Keogh told lawmakers Wednesday that the proposed permanent ban would maintain protections for the Buffalo River and allow current farming opportunities.
Asked about the Farm Bureau's influence in the council rejecting the proposed rules, a council co-chairman, Rep. Jeff Wardlaw, R-Hermitage, said Friday, "To me, it was just a practical matter because ... the state is a watershed.
"We got emails the week before saying that North Fork [River] and White River would like to be added into the moratorium, so before it was ever approved, we were already seeing additional watersheds wanting to add it," he said.
"The reason for [rejecting the rules] is with our chicken industry, and hog industry around the state and turkeys and all the CAFOs [concentrated animal feeding operations] that we have, the last thing we want to do to shut our state down to those industries, so that ... behind the legislative intent of not doing a moratorium," Wardlaw said.
But Rep. David Whitaker, D-Fayetteville, said, "There seems to be a kind of a push-and-pull struggle between the governor's office and the Senate these days.
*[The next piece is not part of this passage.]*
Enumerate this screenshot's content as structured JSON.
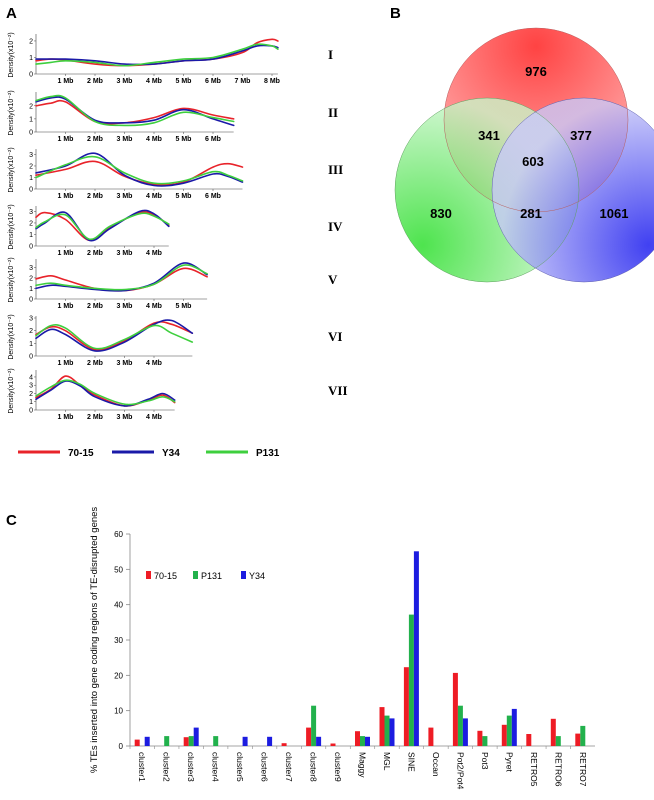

"I think this whole thing occurs against that backdrop," he said.
Whitaker said he voted against rejecting the proposed rules because he has been a strong proponent of the moratorium since day one.
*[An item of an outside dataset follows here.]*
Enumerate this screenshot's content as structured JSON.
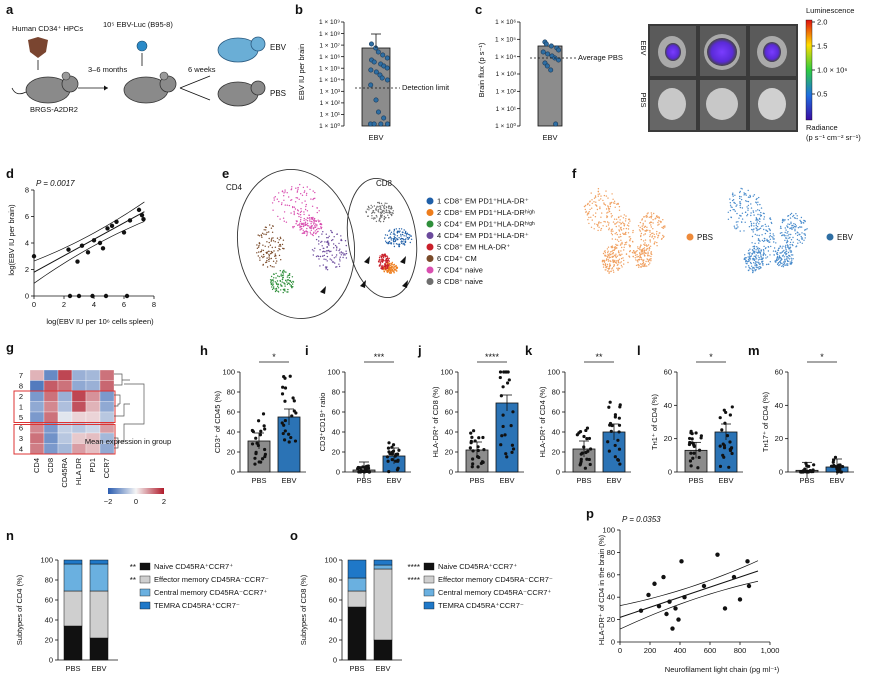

"We can raise hogs all across Arkansas, but we only have one Buffalo River," he said.
In 2014, the Pollution Control and Ecology Commission placed a temporary ban on new medium and large-scale hog farms within the Buffalo River watershed after an outcry from environmentalists because of C&H.
The temporarily moratorium was repeatedly extended, including the five-year extension granted in 2015.
Steve Eddington, a spokesman or the Arkansas Farm Bureau, said Friday, "We appreciate members of the General Assembly understanding that the moratorium on farming in a particular watershed sets an alarming precedent that tramples on landowner rights.
"We have said all along that there's a way to balance environmental issues and agricultural stewardship without additional governmental regulations," he said.